Bastian ging ins Lager zurück. Es war noch nicht völlig dunkel und alle kindlichen Jäger hatten sich am Lagerfeuer versammelt. Er hatte plötzlich wieder Hunger bekommen. Doch es war nichts übrig geblieben. Erst Morgen würde es wieder etwas zu essen geben.

„Warum jagen wir nicht mal was richtig Großes?“ versuchte Bastian vorzuschlagen.

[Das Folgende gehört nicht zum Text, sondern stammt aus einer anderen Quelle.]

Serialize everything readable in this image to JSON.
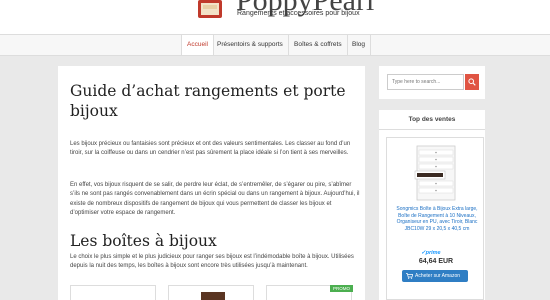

„Gute Idee.“ versetzte Dirk „Und was und womit?“ Bastian winkte resignierend ab. So gut kam seine Idee scheinbar doch nicht an. Schließlich ging er ins Zelt und machte sich bereit zum Schlafen. Als er auf seinem Platz lag kamen ihm die Worte Argos wieder in den Sinn. Er würde davon träumen, wie er die Kindlichen Jäger aus ihrer feststeckenden Geschichte befreien könnte. Wie würde dieser Traum wohl aussehen? Träume ließen sich nicht erzwingen. Träume kamen einfach über einen und man musste froh sein, das es kein Albtraum war. Und noch etwas wusste Bastian nur allzugut. Träume gerieten schnell in Vergessenheit. - Vergessen. Ein wenig hatte er Angst einzuschlafen. Würde er wieder alles vergessen, während er schlief? Wie würde der morgige Tag verlaufen? Gab es überhaupt ein Morgen? Oder war Morgen nicht bloß wieder eine Kopie von heute? Er wünschte sich von ganzem Herzen dies zu ändern. Schon allein deshalb, um dieser festgefahrenen Geschichte endlich zu entkommen. Dabei schaffte er nicht mal in der Menschenwelt aus dem für ihn vorgetrampelten Weg auszubrechen. Bastian seufzte tief und sinnierte schließlich noch über leichtere, unwesentliche Dinge, was ihn wenig später einschlafen ließ.